Referring to Palfrey (Latin-paraveredus meaning horse or courier) seems fitting enough to use the term Madam in an effort to sanitize her activities.

It appears that the real house of prostitution is the federal government that took advantage of her outsourcing activities. The feather boa was totally appropos as is Victoria's Secret, which is no secret!

Freder Frederson said...

She's not a Madam at all, she delivers a sexual, but completely legal business. The one guy who has been forced to resign so far assures us that nothing sexual occurred. He just hired the women for perfectly legal naked massages.

That's their story and they're sticking to it.

Jeff said...

Pimp has completely different connotations than Madame. A pimp provides sex with a threat of violence, while a Madame provides sex with a degree of hospitality. It's Iceberg Slim contrasted with Texas Guinan.

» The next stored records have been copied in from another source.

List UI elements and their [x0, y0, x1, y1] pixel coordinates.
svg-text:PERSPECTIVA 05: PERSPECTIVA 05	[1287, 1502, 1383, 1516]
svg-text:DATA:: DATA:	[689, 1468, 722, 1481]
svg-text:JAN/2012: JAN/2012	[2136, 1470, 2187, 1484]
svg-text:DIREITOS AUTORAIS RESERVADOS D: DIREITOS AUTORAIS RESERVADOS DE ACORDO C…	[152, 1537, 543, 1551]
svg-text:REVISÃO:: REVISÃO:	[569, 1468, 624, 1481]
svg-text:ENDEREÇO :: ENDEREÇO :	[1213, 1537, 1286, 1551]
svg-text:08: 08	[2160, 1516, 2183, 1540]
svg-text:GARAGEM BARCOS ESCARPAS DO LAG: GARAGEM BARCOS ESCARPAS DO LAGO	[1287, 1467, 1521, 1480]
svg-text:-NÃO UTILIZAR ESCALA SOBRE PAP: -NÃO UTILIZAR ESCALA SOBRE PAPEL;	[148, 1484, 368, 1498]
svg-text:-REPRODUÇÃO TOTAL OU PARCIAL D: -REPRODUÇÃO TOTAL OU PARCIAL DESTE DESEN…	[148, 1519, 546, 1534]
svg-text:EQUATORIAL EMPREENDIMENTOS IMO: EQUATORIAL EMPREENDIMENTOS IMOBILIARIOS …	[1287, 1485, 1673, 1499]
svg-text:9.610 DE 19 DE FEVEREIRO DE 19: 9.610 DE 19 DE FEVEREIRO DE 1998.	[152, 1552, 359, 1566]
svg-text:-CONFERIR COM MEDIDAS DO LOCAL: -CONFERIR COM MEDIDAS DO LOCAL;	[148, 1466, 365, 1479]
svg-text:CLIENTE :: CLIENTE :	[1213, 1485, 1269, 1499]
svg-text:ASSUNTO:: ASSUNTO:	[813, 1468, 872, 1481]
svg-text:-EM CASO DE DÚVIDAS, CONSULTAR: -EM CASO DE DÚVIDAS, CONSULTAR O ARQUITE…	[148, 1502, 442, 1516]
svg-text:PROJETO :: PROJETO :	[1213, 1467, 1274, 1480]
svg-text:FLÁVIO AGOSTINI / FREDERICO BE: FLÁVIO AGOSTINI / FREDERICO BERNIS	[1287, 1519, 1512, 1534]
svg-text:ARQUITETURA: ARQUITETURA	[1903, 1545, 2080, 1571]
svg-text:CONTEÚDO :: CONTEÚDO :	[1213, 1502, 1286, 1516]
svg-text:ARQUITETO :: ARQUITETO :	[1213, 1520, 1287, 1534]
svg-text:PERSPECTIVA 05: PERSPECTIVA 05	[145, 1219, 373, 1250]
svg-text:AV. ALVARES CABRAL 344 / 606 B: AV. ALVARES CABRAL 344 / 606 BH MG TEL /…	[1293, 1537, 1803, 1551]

I'm sure we'll have female pimps soon enough. The PC obsession with gender-neutralizing the english language is on the verge of eliminating "actress" as it already has "waitress" and "comedienne". It would take a real heroine to buck the trend...

John Burgess said...

'Pimp' or 'procuress' both assume the conclusion that she was running, in virtual space or otherwise, a brothel. That has yet to be legally established and is, in fact, them matter of the case.

Assuming, for the sake of argument, that that is indeed what she was doing, then 'madame' seems appropriate.

BTW: check out the etymology of 'queen'. That one started out close to the meaning of 'prostitute'.

Revenant said...

this woman gets rich by letting another do the real work and lose her self worth, while she slips herself a wad for simply putting people in touch

As this case demonstrates, her role carries the highest risk of serious prison time. She also handles the task of screening out and tracking freaks, police, et al, an thus ensuring that the actual escorts get a reliable supply of quality clients. So no, she isn't "simply putting people in touch". Hers is the same role a consulting firm plays -- just illegal.

And John, according to dictionary.com you're thinking of "quean", which is a different word that (when it was used) was pronounced differently than "queen".